After doing all of the above, I decided to check performance. On both my Qubes installation and my bare-metal Fedora live system, the latency from positive overrides is now greatly reduced. Below are graphs of the latency added by positive overrides on my bare-metal Fedora live system:

Latency graph (uncached)

Latency graph (cached)

The graphs appear to show a noticeable speedup over time. Part of this is likely to be attributable to the JavaScript JIT warming up. Another part of it may be an artifact of the script I used to make Firefox verify the certificates: I first did 3 batches of 5 certs, then a batch of 10 certs, then a batch of 20 certs, for a total of 45 certificate verifications. The graphs also show that certificates that were previously cached tended to verify faster; this is because the cache is located in the Experiment rather than the WebExtension, which eliminates a cross-thread call.

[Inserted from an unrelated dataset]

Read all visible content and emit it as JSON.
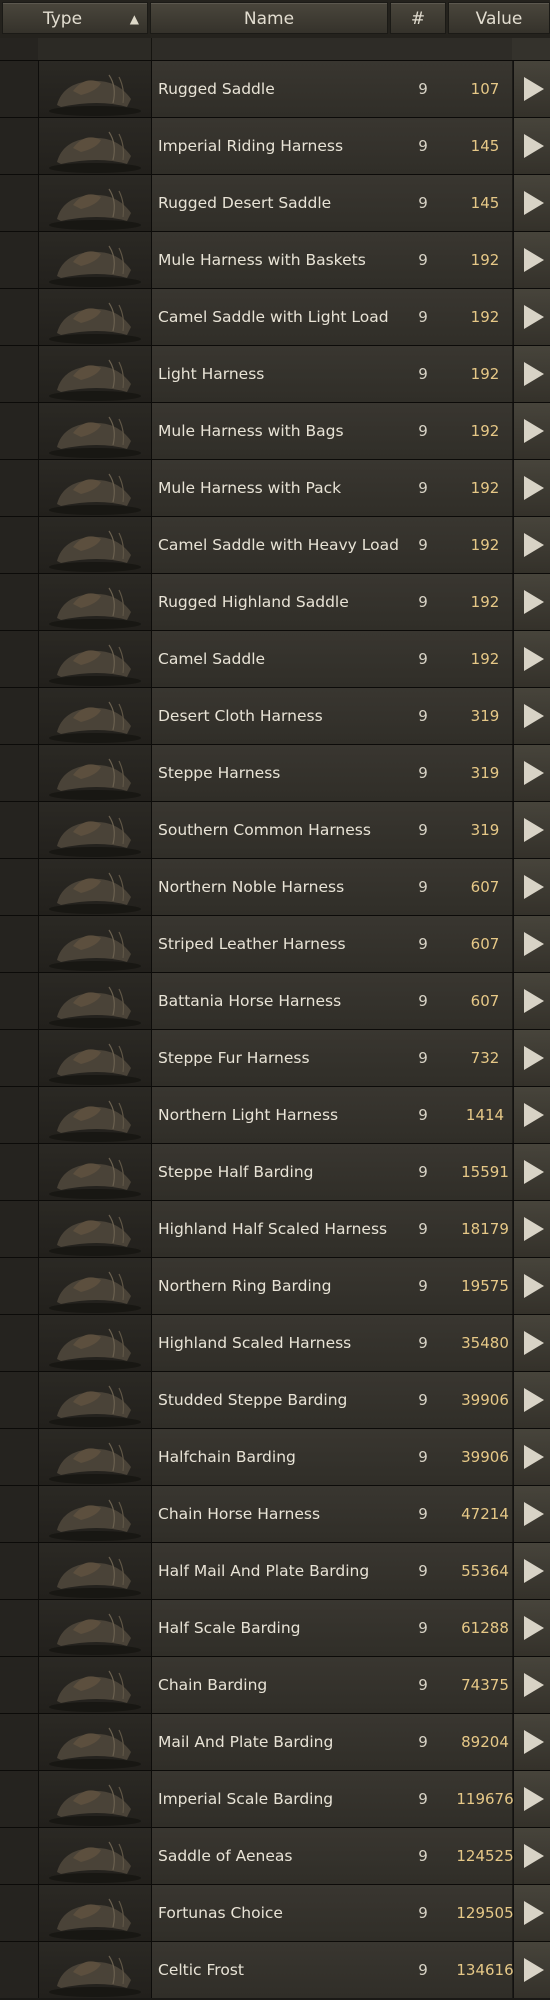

You can also take a look at the raw data used to generate these graphs in OpenDocument spreadsheet format or in HTML format. This also includes percentile analysis, as well as data roughly corresponding to Mozilla’s telemetry on how long certificate verification takes right now. Although measurements on my Fedora system and from Mozilla telemetry aren’t directly comparable, it is noteworthy that the median overhead introduced by my changes is about 9% of the median certificate verification time measured by Mozilla telemetry.

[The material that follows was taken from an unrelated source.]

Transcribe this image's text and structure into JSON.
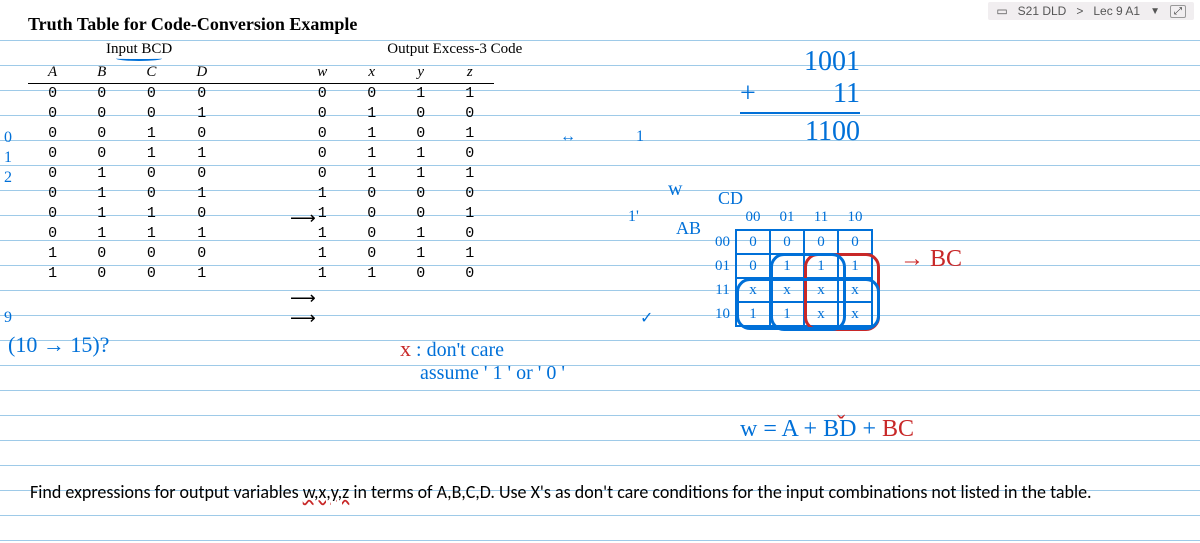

It should be noted that this data is not intended to be scientifically reproducible; there are likely to be differences between setups that could impact the latency significantly, and I made no effort to control for or document such differences. That said, it’s likely to be a useful indicator of how well we’re doing. My opinion is that this is much, much closer to a performance impact that Mozilla would plausibly be willing to merge, compared to the performance before this optimization. However, additional work is still warranted. (And, of course, it’s Mozilla’s opinion, not mine, that matters here!)

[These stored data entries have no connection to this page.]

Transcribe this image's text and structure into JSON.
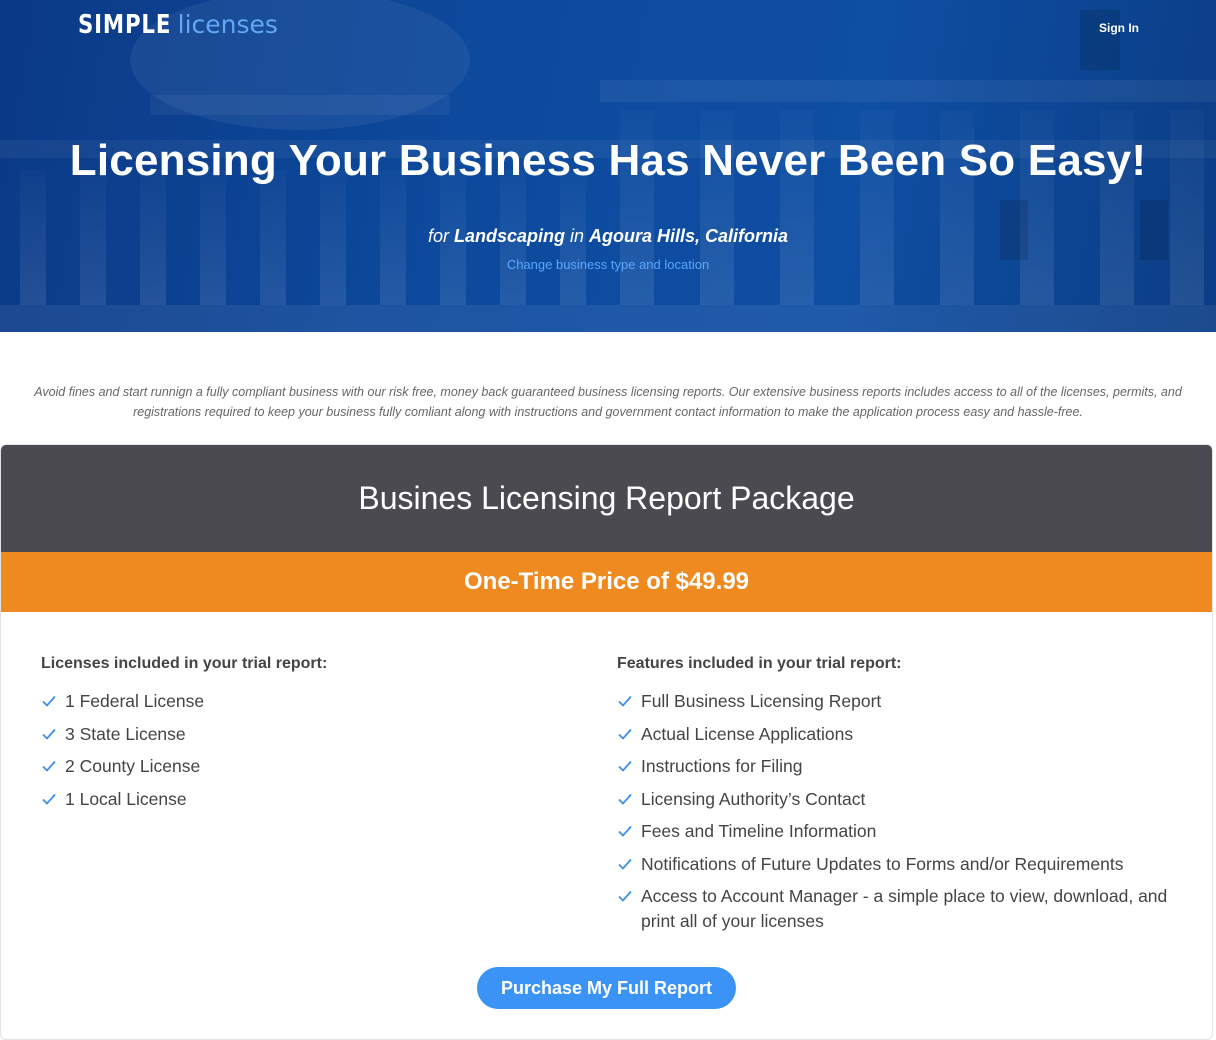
{
  "header": {
    "logo_simple": "SIMPLE",
    "logo_licenses": "licenses",
    "signin_label": "Sign In"
  },
  "hero": {
    "title": "Licensing Your Business Has Never Been So Easy!",
    "for_word": "for",
    "business_type": "Landscaping",
    "in_word": "in",
    "location": "Agoura Hills, California",
    "change_link": "Change business type and location"
  },
  "intro": {
    "text": "Avoid fines and start runnign a fully compliant business with our risk free, money back guaranteed business licensing reports. Our extensive business reports includes access to all of the licenses, permits, and registrations required to keep your business fully comliant along with instructions and government contact information to make the application process easy and hassle-free."
  },
  "package": {
    "title": "Busines Licensing Report Package",
    "price_label": "One-Time Price of $49.99",
    "licenses_heading": "Licenses included in your trial report:",
    "licenses": [
      "1 Federal License",
      "3 State License",
      "2 County License",
      "1 Local License"
    ],
    "features_heading": "Features included in your trial report:",
    "features": [
      "Full Business Licensing Report",
      "Actual License Applications",
      "Instructions for Filing",
      "Licensing Authority’s Contact",
      "Fees and Timeline Information",
      "Notifications of Future Updates to Forms and/or Requirements",
      "Access to Account Manager - a simple place to view, download, and print all of your licenses"
    ],
    "purchase_label": "Purchase My Full Report"
  },
  "colors": {
    "hero_blue": "#0d4a9e",
    "link_blue": "#5aa7ff",
    "header_gray": "#4a4a50",
    "price_orange": "#ee8a1f",
    "button_blue": "#3b93f5",
    "check_blue": "#3b8fe6"
  },
  "icons": {
    "check": "check-icon"
  }
}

There are 2 additional major optimizations that I intend to do (which aren’t yet started):

  1. Make the C++ to Experiment calls asynchronous. This way, the C++ code doesn’t need to issue a synchronous cross-thread call to retrieve the override data from the Experiment.
  2. Add an extra asynchronous call that lets Firefox notify the Experiment and the WebExtension as soon as it knows that a TLS handshake is likely to occur soon for a given domain name. In Namecoin’s case, this gives the WebExtension a chance to ask ncdns for the correct certificate before Firefox even begins the TLS handshake. That way, by the time the observed certificate gets passed to the WebExtension, it will be likely to already know how to verify it.

At this point I’m not 100% certain whether I’ll choose to do more optimization next, or if I’ll focus on hooking the WebExtension into ncdns.

This work was funded by NLnet Foundation’s Internet Hardening Fund.